Sen. Barbara Boxer retorted that Democrats had received two separate petitions urging them to act, with a total of about 100,000 signatures.
“The American people are listening,” Boxer said. “They care.” She added that the event should “wake up Congress to the dangers of climate change.”
White House spokesman Jay Carney welcomed the all-night session, saying it would focus attention on the challenges posed by climate change and the impact global warming is having on the environment.
“We commend those who are participating, because it’s a very important subject that the president is concerned about,” Carney said, citing a climate action plan announced by Obama last year. The plan would impose the first-ever limits on carbon pollution from new and existing power plants, as well as boost renewable energy production on federal lands and increase energy efficiency standards.
Democratic Sen. Sheldon Whitehouse said the session was needed to raise the profile of the issue and highlight obstacles to climate legislation, including ads financed by Charles and David Koch, conservative activists who have spent $15 million on Senate races, mostly criticizing Democrats over Obamacare. The Koch brothers, whose interests include oil, chemicals, textiles and paper, have also spent millions on ads critical of action against climate change.
Republican Senate Minority Leader Mitch McConnell said the talkathon amounted to “30 hours of excuses” from senators who think it’s OK that “families are losing work because of government attacks on the coal industry.”
“Well it’s not OK, it’s cruel,” McConnell said. “It’s cruel to tell struggling coal families that they can’t have a job because some billionaire from San Francisco disagrees with their line of work.”

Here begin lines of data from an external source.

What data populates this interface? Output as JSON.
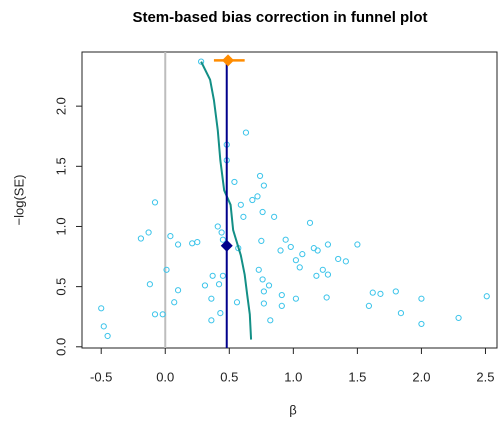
{
  "chart_data": {
    "type": "scatter",
    "title": "Stem-based bias correction in funnel plot",
    "xlabel": "β",
    "ylabel": "−log(SE)",
    "xlim": [
      -0.65,
      2.59
    ],
    "ylim": [
      -0.01,
      2.45
    ],
    "xticks": [
      -0.5,
      {
        "value": 0,
        "label": "0.0"
      },
      0.5,
      {
        "value": 1,
        "label": "1.0"
      },
      1.5,
      {
        "value": 2,
        "label": "2.0"
      },
      2.5
    ],
    "yticks": [
      {
        "value": 0,
        "label": "0.0"
      },
      0.5,
      {
        "value": 1,
        "label": "1.0"
      },
      1.5,
      {
        "value": 2,
        "label": "2.0"
      }
    ],
    "series": [
      {
        "type": "points",
        "color": "#3cc4ea",
        "x": [
          0.28,
          0.63,
          0.48,
          0.48,
          0.74,
          0.77,
          0.54,
          0.72,
          0.68,
          0.59,
          0.76,
          0.85,
          -0.08,
          0.61,
          1.13,
          0.41,
          0.44,
          -0.13,
          -0.19,
          0.04,
          0.1,
          0.21,
          0.25,
          0.45,
          0.75,
          0.57,
          0.94,
          0.9,
          0.98,
          1.07,
          1.02,
          1.16,
          1.19,
          1.27,
          1.5,
          1.05,
          1.35,
          1.41,
          1.23,
          1.18,
          1.27,
          0.73,
          0.76,
          0.81,
          0.01,
          -0.12,
          0.37,
          0.45,
          0.42,
          0.31,
          0.1,
          0.36,
          0.77,
          0.91,
          1.02,
          1.26,
          1.62,
          1.8,
          1.68,
          2.0,
          2.51,
          0.77,
          0.56,
          0.07,
          0.91,
          1.59,
          1.84,
          0.43,
          0.36,
          -0.08,
          -0.02,
          -0.5,
          0.82,
          2.0,
          2.29,
          -0.48,
          -0.45
        ],
        "y": [
          2.37,
          1.78,
          1.68,
          1.55,
          1.42,
          1.34,
          1.37,
          1.25,
          1.22,
          1.18,
          1.12,
          1.08,
          1.2,
          1.08,
          1.03,
          1.0,
          0.95,
          0.95,
          0.9,
          0.92,
          0.85,
          0.86,
          0.87,
          0.89,
          0.88,
          0.82,
          0.89,
          0.8,
          0.83,
          0.77,
          0.72,
          0.82,
          0.8,
          0.85,
          0.85,
          0.66,
          0.73,
          0.71,
          0.64,
          0.59,
          0.6,
          0.64,
          0.56,
          0.51,
          0.64,
          0.52,
          0.59,
          0.59,
          0.52,
          0.51,
          0.47,
          0.4,
          0.46,
          0.43,
          0.4,
          0.41,
          0.45,
          0.46,
          0.44,
          0.4,
          0.42,
          0.36,
          0.37,
          0.37,
          0.34,
          0.34,
          0.28,
          0.28,
          0.22,
          0.27,
          0.27,
          0.32,
          0.22,
          0.19,
          0.24,
          0.17,
          0.09
        ]
      },
      {
        "type": "line",
        "color": "#138f86",
        "x": [
          0.28,
          0.35,
          0.38,
          0.41,
          0.43,
          0.46,
          0.51,
          0.53,
          0.59,
          0.62,
          0.64,
          0.66,
          0.67
        ],
        "y": [
          2.37,
          2.22,
          2.05,
          1.8,
          1.55,
          1.3,
          1.18,
          0.97,
          0.76,
          0.6,
          0.43,
          0.27,
          0.06
        ]
      }
    ],
    "zero_line": {
      "x": 0,
      "color": "#bdbdbd"
    },
    "estimate": {
      "x": 0.48,
      "y": 0.84,
      "color": "#00008b"
    },
    "corrected": {
      "x": 0.49,
      "y": 2.38,
      "ci": [
        0.38,
        0.62
      ],
      "color": "#ff8c00"
    }
  }
}
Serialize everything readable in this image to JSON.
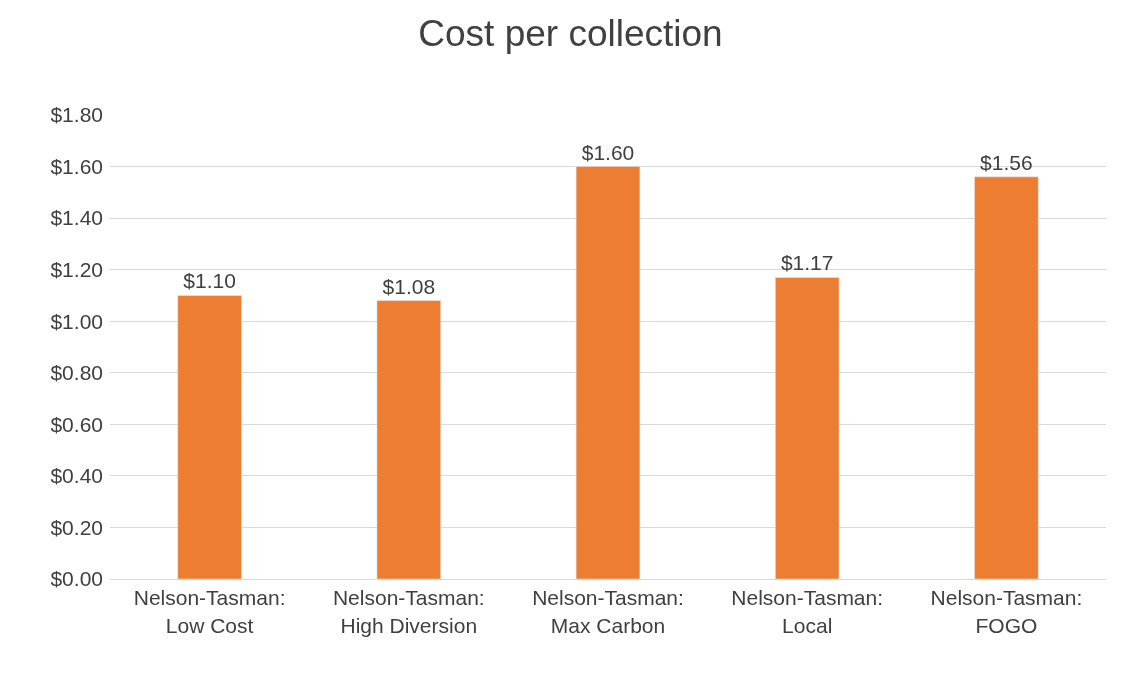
{
  "chart_data": {
    "type": "bar",
    "title": "Cost per collection",
    "categories": [
      "Nelson-Tasman:\nLow Cost",
      "Nelson-Tasman:\nHigh Diversion",
      "Nelson-Tasman:\nMax Carbon",
      "Nelson-Tasman:\nLocal",
      "Nelson-Tasman:\nFOGO"
    ],
    "values": [
      1.1,
      1.08,
      1.6,
      1.17,
      1.56
    ],
    "value_labels": [
      "$1.10",
      "$1.08",
      "$1.60",
      "$1.17",
      "$1.56"
    ],
    "color": "#ed7d31",
    "ylim": [
      0,
      1.8
    ],
    "yticks": [
      {
        "value": 0,
        "label": "$0.00"
      },
      {
        "value": 0.2,
        "label": "$0.20"
      },
      {
        "value": 0.4,
        "label": "$0.40"
      },
      {
        "value": 0.6,
        "label": "$0.60"
      },
      {
        "value": 0.8,
        "label": "$0.80"
      },
      {
        "value": 1.0,
        "label": "$1.00"
      },
      {
        "value": 1.2,
        "label": "$1.20"
      },
      {
        "value": 1.4,
        "label": "$1.40"
      },
      {
        "value": 1.6,
        "label": "$1.60"
      },
      {
        "value": 1.8,
        "label": "$1.80"
      }
    ],
    "grid": "y",
    "legend": false
  }
}
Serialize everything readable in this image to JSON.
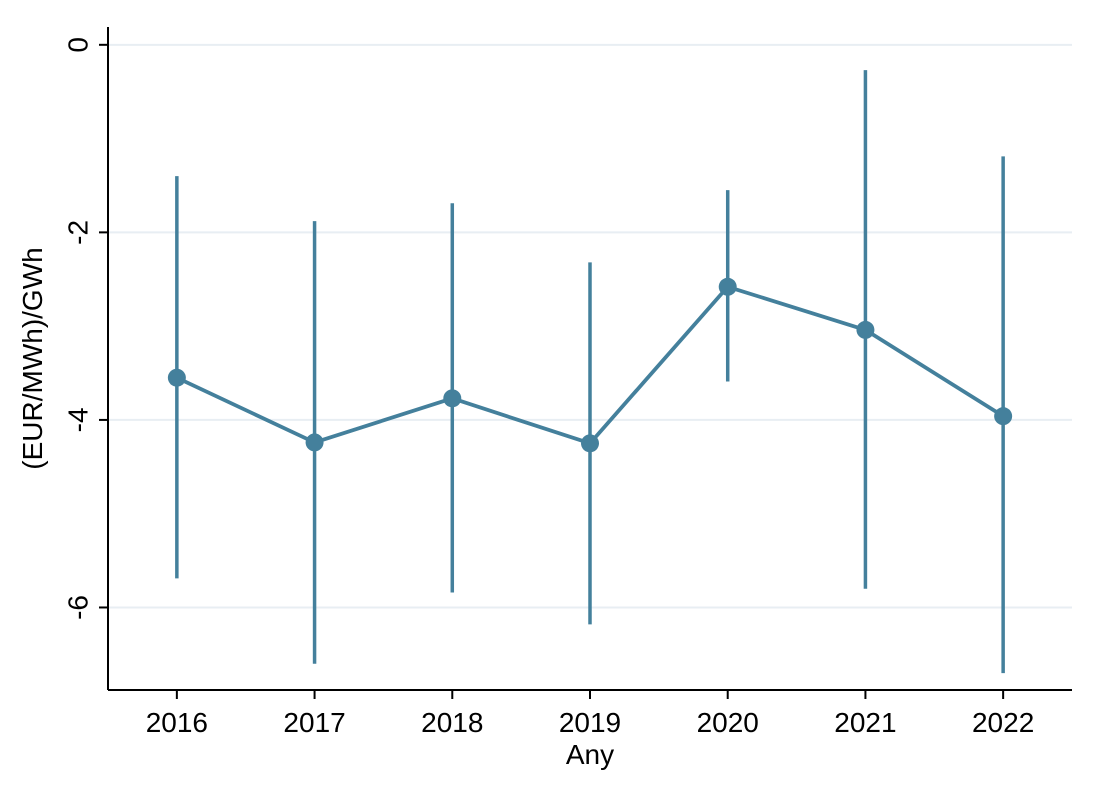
{
  "figure": {
    "background_color": "#ffffff"
  },
  "chart_data": {
    "type": "line",
    "subtype": "coefficient-plot-with-confidence-intervals",
    "title": "",
    "xlabel": "Any",
    "ylabel": "(EUR/MWh)/GWh",
    "categories": [
      "2016",
      "2017",
      "2018",
      "2019",
      "2020",
      "2021",
      "2022"
    ],
    "series": [
      {
        "name": "point-estimate",
        "values": [
          -3.55,
          -4.24,
          -3.77,
          -4.25,
          -2.58,
          -3.04,
          -3.96
        ],
        "ci_low": [
          -5.69,
          -6.6,
          -5.84,
          -6.18,
          -3.59,
          -5.8,
          -6.7
        ],
        "ci_high": [
          -1.4,
          -1.88,
          -1.69,
          -2.32,
          -1.55,
          -0.27,
          -1.19
        ]
      }
    ],
    "yticks": [
      0,
      -2,
      -4,
      -6
    ],
    "ytick_labels": [
      "0",
      "-2",
      "-4",
      "-6"
    ],
    "ylim": [
      0.19,
      -6.88
    ],
    "grid": true,
    "legend_position": "none",
    "y_tick_label_rotation_deg": -90,
    "colors": {
      "series": "#44809c",
      "grid": "#e8eef3",
      "axis": "#000000",
      "text": "#000000",
      "background": "#ffffff"
    }
  }
}
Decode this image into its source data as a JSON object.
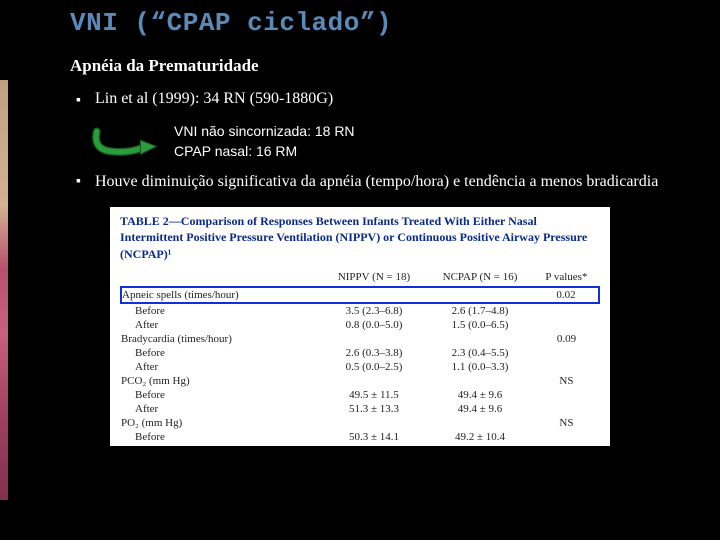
{
  "title": "VNI (“CPAP ciclado”)",
  "subtitle": "Apnéia da Prematuridade",
  "bullet1": "Lin et al (1999): 34 RN (590-1880G)",
  "center": {
    "line1": "VNI não sincornizada: 18 RN",
    "line2": "CPAP nasal: 16 RM"
  },
  "bullet2": "Houve diminuição significativa da apnéia (tempo/hora) e tendência a menos bradicardia",
  "arrow": {
    "stroke": "#2a9d3a",
    "shadow": "#1a5a22"
  },
  "table": {
    "title": "TABLE 2—Comparison of Responses Between Infants Treated With Either Nasal Intermittent Positive Pressure Ventilation (NIPPV) or Continuous Positive Airway Pressure (NCPAP)¹",
    "headers": [
      "",
      "NIPPV (N = 18)",
      "NCPAP (N = 16)",
      "P values*"
    ],
    "rows": [
      {
        "label": "Apneic spells (times/hour)",
        "c1": "",
        "c2": "",
        "c3": "0.02",
        "highlight": true
      },
      {
        "label": "Before",
        "c1": "3.5 (2.3–6.8)",
        "c2": "2.6 (1.7–4.8)",
        "c3": "",
        "indent": true
      },
      {
        "label": "After",
        "c1": "0.8 (0.0–5.0)",
        "c2": "1.5 (0.0–6.5)",
        "c3": "",
        "indent": true
      },
      {
        "label": "Bradycardia (times/hour)",
        "c1": "",
        "c2": "",
        "c3": "0.09"
      },
      {
        "label": "Before",
        "c1": "2.6 (0.3–3.8)",
        "c2": "2.3 (0.4–5.5)",
        "c3": "",
        "indent": true
      },
      {
        "label": "After",
        "c1": "0.5 (0.0–2.5)",
        "c2": "1.1 (0.0–3.3)",
        "c3": "",
        "indent": true
      },
      {
        "label": "PCO₂ (mm Hg)",
        "c1": "",
        "c2": "",
        "c3": "NS"
      },
      {
        "label": "Before",
        "c1": "49.5 ± 11.5",
        "c2": "49.4 ± 9.6",
        "c3": "",
        "indent": true
      },
      {
        "label": "After",
        "c1": "51.3 ± 13.3",
        "c2": "49.4 ± 9.6",
        "c3": "",
        "indent": true
      },
      {
        "label": "PO₂ (mm Hg)",
        "c1": "",
        "c2": "",
        "c3": "NS"
      },
      {
        "label": "Before",
        "c1": "50.3 ± 14.1",
        "c2": "49.2 ± 10.4",
        "c3": "",
        "indent": true
      }
    ]
  }
}
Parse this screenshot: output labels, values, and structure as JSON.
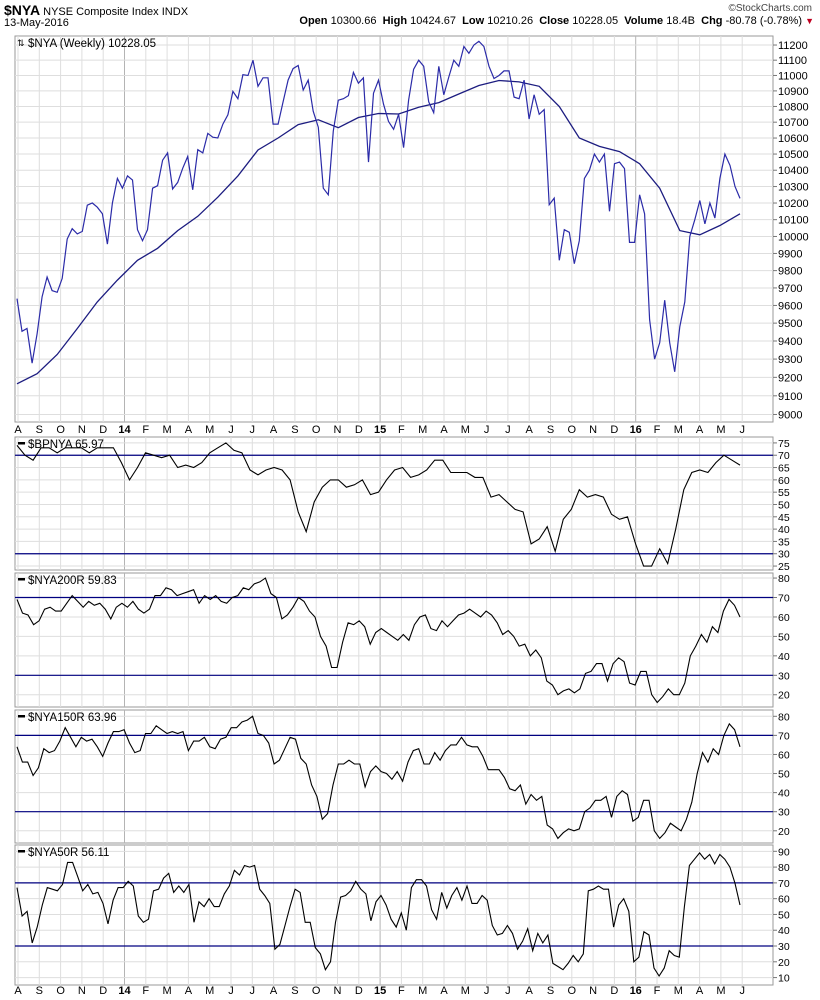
{
  "header": {
    "symbol": "$NYA",
    "name": "NYSE Composite Index",
    "type": "INDX",
    "copyright": "©StockCharts.com",
    "date": "13-May-2016",
    "quote": [
      {
        "label": "Open",
        "value": "10300.66"
      },
      {
        "label": "High",
        "value": "10424.67"
      },
      {
        "label": "Low",
        "value": "10210.26"
      },
      {
        "label": "Close",
        "value": "10228.05"
      },
      {
        "label": "Volume",
        "value": "18.4B"
      },
      {
        "label": "Chg",
        "value": "-80.78 (-0.78%)"
      }
    ],
    "chg_direction": "down",
    "down_color": "#c00020"
  },
  "x_axis": {
    "labels": [
      "A",
      "S",
      "O",
      "N",
      "D",
      "14",
      "F",
      "M",
      "A",
      "M",
      "J",
      "J",
      "A",
      "S",
      "O",
      "N",
      "D",
      "15",
      "F",
      "M",
      "A",
      "M",
      "J",
      "J",
      "A",
      "S",
      "O",
      "N",
      "D",
      "16",
      "F",
      "M",
      "A",
      "M",
      "J"
    ],
    "year_labels": [
      "14",
      "15",
      "16"
    ]
  },
  "chart_data": [
    {
      "type": "line",
      "legend": "$NYA (Weekly) 10228.05",
      "scale": "log",
      "ylim": [
        8960,
        11260
      ],
      "yticks": [
        9000,
        9100,
        9200,
        9300,
        9400,
        9500,
        9600,
        9700,
        9800,
        9900,
        10000,
        10100,
        10200,
        10300,
        10400,
        10500,
        10600,
        10700,
        10800,
        10900,
        11000,
        11100,
        11200
      ],
      "grid": true,
      "colors": {
        "close": "#2b2ba8",
        "ma": "#1c1c80"
      },
      "series": [
        {
          "key": "close",
          "values": [
            9639,
            9454,
            9470,
            9278,
            9440,
            9650,
            9763,
            9685,
            9675,
            9755,
            9985,
            10046,
            10015,
            10030,
            10187,
            10200,
            10175,
            10135,
            9955,
            10200,
            10350,
            10290,
            10365,
            10340,
            10040,
            9975,
            10040,
            10290,
            10305,
            10462,
            10507,
            10285,
            10325,
            10412,
            10485,
            10280,
            10527,
            10507,
            10629,
            10605,
            10600,
            10688,
            10747,
            10897,
            10850,
            11005,
            11000,
            11100,
            10930,
            10985,
            10985,
            10688,
            10688,
            10830,
            10970,
            11045,
            11065,
            10905,
            10970,
            10770,
            10668,
            10290,
            10250,
            10645,
            10840,
            10850,
            10870,
            11020,
            10950,
            10985,
            10450,
            10885,
            10970,
            10815,
            10705,
            10655,
            10750,
            10540,
            10840,
            11040,
            11100,
            11060,
            10830,
            10760,
            11060,
            10875,
            10990,
            11100,
            11060,
            11190,
            11145,
            11200,
            11225,
            11190,
            11060,
            10980,
            11000,
            11030,
            11030,
            10860,
            10850,
            10970,
            10720,
            10875,
            10750,
            10780,
            10190,
            10230,
            9860,
            10040,
            10025,
            9840,
            9975,
            10350,
            10400,
            10500,
            10450,
            10500,
            10150,
            10440,
            10450,
            10410,
            9965,
            9965,
            10250,
            10135,
            9520,
            9300,
            9390,
            9630,
            9390,
            9230,
            9480,
            9620,
            10000,
            10100,
            10215,
            10075,
            10200,
            10110,
            10350,
            10500,
            10430,
            10300,
            10228
          ]
        },
        {
          "key": "ma",
          "values": [
            9165,
            9220,
            9325,
            9470,
            9620,
            9745,
            9860,
            9930,
            10035,
            10120,
            10235,
            10365,
            10525,
            10600,
            10685,
            10715,
            10665,
            10730,
            10755,
            10752,
            10795,
            10825,
            10880,
            10935,
            10967,
            10958,
            10930,
            10800,
            10600,
            10548,
            10515,
            10440,
            10290,
            10035,
            10010,
            10065,
            10135
          ]
        }
      ]
    },
    {
      "type": "line",
      "legend": "$BPNYA 65.97",
      "ylim": [
        23.4,
        77.4
      ],
      "yticks": [
        25,
        30,
        35,
        40,
        45,
        50,
        55,
        60,
        65,
        70,
        75
      ],
      "ref_lines": [
        70,
        30
      ],
      "grid": true,
      "values": [
        74,
        70,
        68,
        73,
        73,
        71,
        73,
        73,
        73,
        71,
        73,
        73,
        73,
        67,
        60,
        65,
        71,
        70,
        69,
        70,
        65,
        66,
        65,
        67,
        71,
        73,
        75,
        72,
        71,
        64,
        62,
        64,
        65,
        64,
        60,
        47,
        39,
        51,
        57,
        60,
        60,
        57,
        58,
        60,
        54,
        55,
        60,
        64,
        65,
        61,
        62,
        64,
        68,
        68,
        63,
        63,
        63,
        61,
        61,
        53,
        54,
        51,
        48,
        47,
        34,
        36,
        41,
        31,
        44,
        48,
        56,
        53,
        54,
        53,
        46,
        44,
        45,
        34,
        25,
        25,
        32,
        26,
        40,
        56,
        63,
        64,
        63,
        67,
        70,
        68,
        66
      ]
    },
    {
      "type": "line",
      "legend": "$NYA200R 59.83",
      "ylim": [
        13.7,
        82.6
      ],
      "yticks": [
        20,
        30,
        40,
        50,
        60,
        70,
        80
      ],
      "ref_lines": [
        70,
        30
      ],
      "grid": true,
      "values": [
        69,
        62,
        61,
        56,
        58,
        64,
        65,
        63,
        63,
        67,
        71,
        68,
        65,
        68,
        66,
        67,
        64,
        59,
        65,
        67,
        65,
        68,
        64,
        62,
        64,
        71,
        71,
        75,
        74,
        71,
        72,
        73,
        74,
        67,
        71,
        69,
        71,
        68,
        67,
        70,
        71,
        75,
        74,
        77,
        78,
        80,
        72,
        70,
        59,
        61,
        65,
        70,
        68,
        63,
        60,
        50,
        45,
        34,
        34,
        47,
        57,
        56,
        58,
        55,
        46,
        52,
        54,
        52,
        50,
        48,
        51,
        48,
        56,
        60,
        61,
        54,
        53,
        58,
        55,
        58,
        61,
        62,
        64,
        62,
        60,
        63,
        61,
        57,
        51,
        53,
        50,
        45,
        46,
        40,
        43,
        39,
        27,
        25,
        20,
        22,
        23,
        21,
        23,
        31,
        32,
        36,
        36,
        27,
        36,
        39,
        37,
        26,
        25,
        32,
        32,
        20,
        16,
        19,
        23,
        20,
        20,
        26,
        40,
        45,
        51,
        47,
        55,
        52,
        63,
        69,
        66,
        60
      ]
    },
    {
      "type": "line",
      "legend": "$NYA150R 63.96",
      "ylim": [
        13.6,
        83.3
      ],
      "yticks": [
        20,
        30,
        40,
        50,
        60,
        70,
        80
      ],
      "ref_lines": [
        70,
        30
      ],
      "grid": true,
      "values": [
        64,
        56,
        56,
        49,
        53,
        63,
        61,
        62,
        67,
        74,
        69,
        64,
        69,
        67,
        68,
        64,
        59,
        66,
        72,
        72,
        73,
        66,
        61,
        62,
        71,
        71,
        75,
        73,
        71,
        72,
        71,
        72,
        62,
        67,
        67,
        69,
        64,
        63,
        68,
        69,
        74,
        74,
        77,
        78,
        80,
        71,
        70,
        66,
        55,
        57,
        63,
        69,
        68,
        58,
        55,
        44,
        38,
        26,
        29,
        44,
        55,
        55,
        57,
        55,
        55,
        43,
        51,
        54,
        51,
        50,
        47,
        51,
        46,
        56,
        62,
        63,
        55,
        55,
        61,
        57,
        62,
        65,
        65,
        69,
        65,
        64,
        64,
        59,
        52,
        52,
        52,
        48,
        42,
        41,
        44,
        34,
        39,
        36,
        38,
        23,
        21,
        16,
        19,
        21,
        20,
        21,
        30,
        32,
        36,
        36,
        38,
        27,
        38,
        41,
        39,
        25,
        27,
        36,
        36,
        20,
        16,
        19,
        24,
        22,
        20,
        26,
        35,
        50,
        61,
        56,
        63,
        60,
        70,
        76,
        73,
        64
      ]
    },
    {
      "type": "line",
      "legend": "$NYA50R 56.11",
      "ylim": [
        5.3,
        94
      ],
      "yticks": [
        10,
        20,
        30,
        40,
        50,
        60,
        70,
        80,
        90
      ],
      "ref_lines": [
        70,
        30
      ],
      "grid": true,
      "values": [
        67,
        49,
        52,
        32,
        42,
        56,
        67,
        66,
        65,
        69,
        83,
        83,
        74,
        65,
        69,
        63,
        64,
        57,
        44,
        59,
        67,
        67,
        71,
        68,
        49,
        45,
        47,
        65,
        66,
        73,
        76,
        64,
        68,
        64,
        69,
        45,
        58,
        55,
        60,
        55,
        55,
        63,
        68,
        78,
        75,
        81,
        80,
        81,
        66,
        62,
        57,
        28,
        31,
        43,
        55,
        66,
        64,
        45,
        45,
        29,
        25,
        15,
        20,
        45,
        61,
        62,
        65,
        71,
        66,
        63,
        46,
        58,
        62,
        56,
        47,
        42,
        51,
        40,
        67,
        72,
        72,
        68,
        53,
        47,
        64,
        54,
        62,
        67,
        59,
        68,
        57,
        57,
        62,
        59,
        43,
        37,
        38,
        43,
        38,
        28,
        33,
        41,
        27,
        38,
        32,
        37,
        19,
        17,
        15,
        19,
        24,
        20,
        25,
        65,
        66,
        68,
        66,
        66,
        42,
        56,
        60,
        52,
        20,
        23,
        39,
        37,
        16,
        11,
        16,
        27,
        24,
        23,
        55,
        81,
        85,
        89,
        85,
        88,
        82,
        88,
        85,
        80,
        70,
        56
      ]
    }
  ]
}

McConnell was referring to Tom Steyer, a former hedge-fund manager and environmentalist who says he will spend $100 million — $50 million of his own money and $50 million from other donors — to make climate change a top-tier issue in the 2014 elections. Steyer spent millions to help pass a California ballot measure to boost spending on energy efficiency programs and help elect Democrats Terry McAuliffe as Virginia governor and Edward Markey as U.S. senator from Massachusetts.